Wednesday, January 23, 2008

The 90s CD Singles Rummage # 1 - Blur

Blur's second single (after the little known 'She's So High') from April 1991 - now worth £25 if you believe this excellent fansite, though personally, as Arthur C. Clarke used to say on Mysterious World, 'I remain sceptical'. Great cover isn't it?

Easy to forget how sniffy the music press were about Blur early on - the view was almost that they were a novelty act, the sound-of-the-moment, not built to last, but this was a big UK chart hit (number 8!) that even a few jaded hacks from the inkies had to admit was quite good.

I saw them that autumn on one of those multi-band NME jamborees and against all expectations they were fast, tight, funny, spunky and punky and thoroughly ripped the place up.

Picking your way through the rather dated 'baggy' arrangements on this now you can hear prototypes of much of what was to come - strong guitar-propelled melodies, the Ray Davies influence on 'Mr Briggs' (and a bit of Syd Barrett on 'Other Way'), the woozy psychedelia of 'Inertia', the mockney pop-thrash of 'I'm All Over'. It all holds up pretty well I think.
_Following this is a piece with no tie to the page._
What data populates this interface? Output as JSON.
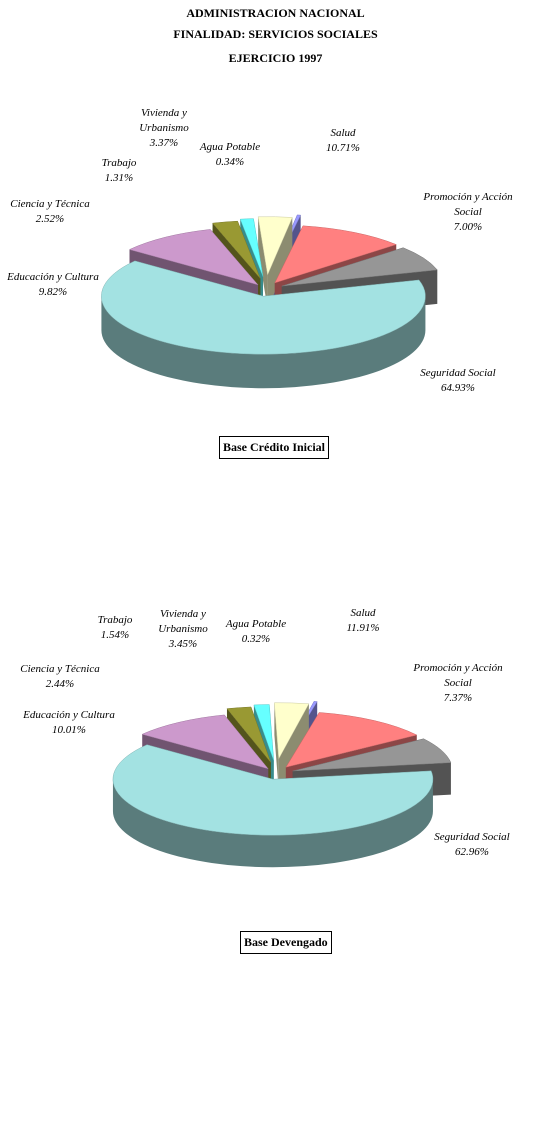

Produced by that nice Mr. Stephen Street, who'd done such a splendid job for Mrs Morrissey's boy....

Blur - 'There's No Other Way' (1991)
Blur - 'Inertia' (1991)
Blur - 'Mr.Briggs' (1991)
Blur - 'I'm All Over' (1991)

[Do I play it now? No, but it was good to dust it off]


  1. Very nice. I'll have to have my own mini rummage. CD singles never really took off in the Mick household but I reckon I've got about 40, nearly all from Woolies bargain bin.

  2. I quite like early Blur.....but I really took notice of them when I heard 'Popscene', which I reckon is one of the great 'lost' singles of the era right before Britpop.

    When I hear this particular single, I am reminded of the (unfairly) much-derided Northside...

  3. Feel quite inspired to have a rummage myself. Feel a group post coming on, Mr H.

    Lots of my singles are on *tape* but I know I've got some corkers on CD. Stangelove, anyone?

  4. Let's all just keep using that excellent word 'rummage', only good can come of it.

  5. Followed you across from Crying All The Way To The Chip Shop; thought I'd just say, damn good blog.

    I never much liked Blur before Parklife; some good songs and I wasn't surprised at all when the Mod influences came out of the closet. But it seemed a little too 'considered'; not enough soul.

    Plus I was working in the Virgin Megastore at the time of the first album and it was all Happy Mondays and Pixies and mad dance music for us. Blur were more like a boy band than an indie band at the time...

    These days I'm of the mind that Damon is one of the all time great songwriters that this country has given birth to; he has such a way with a melody. And he's never really stopped experimenting, and doing something that is at least interesting.

    Nothing quite as good as All Mod Cons or Setting Sons though. But really, who has?

  6. Christ I have a colossal pile of these things too. I haven't had the endurance to go through and start fishing about for the good b-sides yet, but some time in early 2009 I might get round to it. Much under-rated, the CD single if you ask me.


  7. Thanks for these, Davy. A reminder of the psychedelic mandate that the '90s ushered in. I saw Blur at a "new bands showcase" sponsored by a radio station in Boston (I forget the call letters) in '91. They memorably left the stage after about half of one song as the singer (Damon?) explained that they were "too drunk to play". Great band, and it's great to hear these early trax. Perhaps the highlight of this particular showcase, for me, was a band called The Real People. I bought their CD. Perhaps I should rummage it out again...

  8. Rummage, rummage, rummage.

    I vaguely remember Real People - couldn't hum one of their tunes though. You should post Emmett.

    Simon, I'm with you on Damon - 'our generation's Bowie'.

  9. Thanks to you (and Mick), I too have had a was great fun.